According to above, the degrdation is specific acid-base catalysed rather than general acid-base catalyzed.

However, there is contradiction with anothere reference:
2. The relationship of diastereomer hydrolysis kinetics to shelf-life predictions for cefuroxime axetil. Pharm Res. 1991 Jul;8(7):893-8.

Buffer catalysis was observed in acetate and phosphate buffers.
No significant kinetic effect was observed for ionic strength in the range mu = 0.1-1.0.
..........exhibiting maximal stability in the pH range 3.5 to 5.5.

3. Stability of cefuroxime sodium in some aqueous buffered solutions and intravenous admixtures.
J Clin Hosp Pharm. 1986 Feb;11(1):47-54.

Both buffered and unbuffered solutions followed first-order decomposition. In 5% dextrose and 0.9% sodium chloride injections, cefuroxime was stable for 1 day (more than 90% potent) at 25 degrees C and for at least 30 days at 5 degrees C. At -10 degrees C, there was negligible decomposition after 30 days. The pH values of the solutions stored at 5 degrees C and -10 degrees C remained in the maximum stability range and the solutions were clear even after 30 days of storage.

1. Since ionic strength have no effect, deionized water does nt have advantage. Buffered solution is advocated to maintain the pH (in maximum stability range, based on two studies pH range can be narrowed to 4-5.5). Buffer of species reported to not catalyzing the degradation.
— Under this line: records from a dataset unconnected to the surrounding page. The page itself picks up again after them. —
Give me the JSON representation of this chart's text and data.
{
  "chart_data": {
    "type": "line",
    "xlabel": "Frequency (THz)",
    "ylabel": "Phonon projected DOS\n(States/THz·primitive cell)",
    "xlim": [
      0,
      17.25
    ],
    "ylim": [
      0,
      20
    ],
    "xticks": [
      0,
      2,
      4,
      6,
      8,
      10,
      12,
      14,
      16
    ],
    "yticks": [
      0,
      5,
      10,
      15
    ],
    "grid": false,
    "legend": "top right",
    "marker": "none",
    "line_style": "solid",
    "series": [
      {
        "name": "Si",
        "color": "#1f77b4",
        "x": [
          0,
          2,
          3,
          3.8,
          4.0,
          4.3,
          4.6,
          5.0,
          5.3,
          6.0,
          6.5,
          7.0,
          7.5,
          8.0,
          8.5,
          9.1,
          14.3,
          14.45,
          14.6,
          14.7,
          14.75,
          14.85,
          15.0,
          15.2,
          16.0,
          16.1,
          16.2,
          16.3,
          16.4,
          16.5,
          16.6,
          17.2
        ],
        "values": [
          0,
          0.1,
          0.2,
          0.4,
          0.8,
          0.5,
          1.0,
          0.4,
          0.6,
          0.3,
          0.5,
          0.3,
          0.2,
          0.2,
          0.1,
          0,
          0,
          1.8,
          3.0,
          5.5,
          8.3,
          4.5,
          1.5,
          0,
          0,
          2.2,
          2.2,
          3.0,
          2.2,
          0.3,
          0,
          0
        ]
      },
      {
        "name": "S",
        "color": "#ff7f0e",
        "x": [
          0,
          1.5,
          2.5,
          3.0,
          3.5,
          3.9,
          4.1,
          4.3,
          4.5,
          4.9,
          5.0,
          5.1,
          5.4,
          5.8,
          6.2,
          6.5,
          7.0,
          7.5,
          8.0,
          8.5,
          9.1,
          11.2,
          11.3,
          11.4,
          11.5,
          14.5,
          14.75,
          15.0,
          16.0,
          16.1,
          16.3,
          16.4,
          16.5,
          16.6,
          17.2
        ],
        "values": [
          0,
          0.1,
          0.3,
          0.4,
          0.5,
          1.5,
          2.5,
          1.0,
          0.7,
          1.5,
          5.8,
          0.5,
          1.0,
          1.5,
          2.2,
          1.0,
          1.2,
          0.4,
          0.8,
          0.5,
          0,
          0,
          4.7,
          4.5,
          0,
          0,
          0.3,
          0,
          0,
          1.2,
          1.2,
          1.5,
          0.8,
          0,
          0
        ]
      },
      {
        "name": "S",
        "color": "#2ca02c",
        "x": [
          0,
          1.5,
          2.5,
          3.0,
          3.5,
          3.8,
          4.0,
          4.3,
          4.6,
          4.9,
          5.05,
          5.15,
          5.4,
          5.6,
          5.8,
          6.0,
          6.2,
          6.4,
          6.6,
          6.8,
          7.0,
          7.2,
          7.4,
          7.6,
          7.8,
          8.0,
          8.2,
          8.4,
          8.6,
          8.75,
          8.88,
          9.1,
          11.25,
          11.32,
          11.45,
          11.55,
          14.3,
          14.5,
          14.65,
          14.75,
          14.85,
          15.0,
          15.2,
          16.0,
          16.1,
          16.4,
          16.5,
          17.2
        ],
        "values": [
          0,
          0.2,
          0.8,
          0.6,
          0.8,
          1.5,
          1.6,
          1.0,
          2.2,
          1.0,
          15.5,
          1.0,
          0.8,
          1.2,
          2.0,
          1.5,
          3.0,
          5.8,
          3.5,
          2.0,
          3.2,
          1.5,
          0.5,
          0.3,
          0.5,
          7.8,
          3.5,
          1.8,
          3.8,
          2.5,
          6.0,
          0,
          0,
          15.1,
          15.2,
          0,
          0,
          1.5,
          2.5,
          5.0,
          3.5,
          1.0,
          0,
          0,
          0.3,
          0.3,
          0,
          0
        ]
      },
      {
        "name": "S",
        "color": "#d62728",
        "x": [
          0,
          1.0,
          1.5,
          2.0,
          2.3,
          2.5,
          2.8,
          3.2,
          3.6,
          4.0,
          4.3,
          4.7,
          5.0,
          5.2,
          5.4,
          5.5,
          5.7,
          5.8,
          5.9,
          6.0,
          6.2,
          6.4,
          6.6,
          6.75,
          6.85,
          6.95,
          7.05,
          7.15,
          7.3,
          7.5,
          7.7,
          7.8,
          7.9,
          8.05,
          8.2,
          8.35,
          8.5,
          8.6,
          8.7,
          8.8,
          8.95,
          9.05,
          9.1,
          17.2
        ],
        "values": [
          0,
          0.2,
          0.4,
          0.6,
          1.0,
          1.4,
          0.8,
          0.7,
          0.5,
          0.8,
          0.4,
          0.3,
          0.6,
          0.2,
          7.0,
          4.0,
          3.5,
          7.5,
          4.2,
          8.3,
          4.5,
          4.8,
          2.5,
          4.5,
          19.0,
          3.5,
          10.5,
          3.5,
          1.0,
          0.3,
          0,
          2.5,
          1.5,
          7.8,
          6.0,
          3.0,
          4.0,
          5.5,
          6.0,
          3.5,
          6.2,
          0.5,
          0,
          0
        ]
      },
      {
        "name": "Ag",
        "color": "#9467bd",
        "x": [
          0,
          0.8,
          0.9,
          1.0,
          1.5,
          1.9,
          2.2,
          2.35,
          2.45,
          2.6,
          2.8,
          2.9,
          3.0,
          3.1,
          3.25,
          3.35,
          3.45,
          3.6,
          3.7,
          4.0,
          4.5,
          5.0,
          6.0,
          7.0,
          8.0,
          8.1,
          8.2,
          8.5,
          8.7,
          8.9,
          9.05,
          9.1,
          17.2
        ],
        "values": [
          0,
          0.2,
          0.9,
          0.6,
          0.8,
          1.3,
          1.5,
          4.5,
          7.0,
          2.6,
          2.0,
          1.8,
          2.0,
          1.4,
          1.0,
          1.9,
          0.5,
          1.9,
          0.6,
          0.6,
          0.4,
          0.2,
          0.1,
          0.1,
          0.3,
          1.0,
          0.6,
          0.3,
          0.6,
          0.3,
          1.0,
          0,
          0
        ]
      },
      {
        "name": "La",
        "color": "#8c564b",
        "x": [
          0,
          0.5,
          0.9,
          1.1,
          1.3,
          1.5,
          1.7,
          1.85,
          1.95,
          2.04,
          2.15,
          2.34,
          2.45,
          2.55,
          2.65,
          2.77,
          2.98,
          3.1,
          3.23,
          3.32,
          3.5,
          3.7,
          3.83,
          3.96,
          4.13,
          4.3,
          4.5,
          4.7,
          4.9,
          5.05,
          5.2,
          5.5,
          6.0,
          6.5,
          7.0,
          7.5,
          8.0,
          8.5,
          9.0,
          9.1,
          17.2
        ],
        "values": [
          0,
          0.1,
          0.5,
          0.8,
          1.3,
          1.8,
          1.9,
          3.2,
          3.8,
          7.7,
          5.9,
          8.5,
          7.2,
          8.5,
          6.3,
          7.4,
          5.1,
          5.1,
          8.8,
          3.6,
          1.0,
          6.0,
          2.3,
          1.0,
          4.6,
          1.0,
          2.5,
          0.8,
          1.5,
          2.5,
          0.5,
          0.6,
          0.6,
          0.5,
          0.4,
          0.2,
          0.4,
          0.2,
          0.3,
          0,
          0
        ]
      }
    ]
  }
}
2. 28 days storing of stock solution may be possible at low temperature (stability need to be established in hand). I will not prefer doing this and would change the practice and make fresh solution everytime.

3. Chances of finding information on stability in Methanol and Acetonitriles are remote (at least at first place).

Thanks! t'was such a big amount of information. It will really be of help. I have a new problem though.

1. We run system suitability first before proceeding with any validation run and in the result, the RT of cefuroxime is repeatable with RSD of less than 2.
2. During the validation run, we noticed a change in RT for both cefuroxime and IS sulfamethoxazole.
3. RT changed from 6.2 to 6.6 minutes for Cefuroxime and 7.5 to 8.0 minutes for sulfamethoxazole.

M.P.: MeOH/ 0.005 M KH2PO4 buffer (pH 3.6), 30:70
Sample treament: Analytes are in plasma, precipitated with Acetonitrile and back-extracted with DCM/Hexane (1:1)
Stock and Working Solutions are dissolved in 0.01M KH2PO4 buffer, pH 6.5

Is this change in RT significant? Is there any part in the sample preparation or Mobile Phase that can influence the change in RT?

I will appreciate any feedback!

Thank you.
Ghie Malig

Since both IS and analyte time is shifted poptionately. May be lack of Equlibrium in column during system suitability test.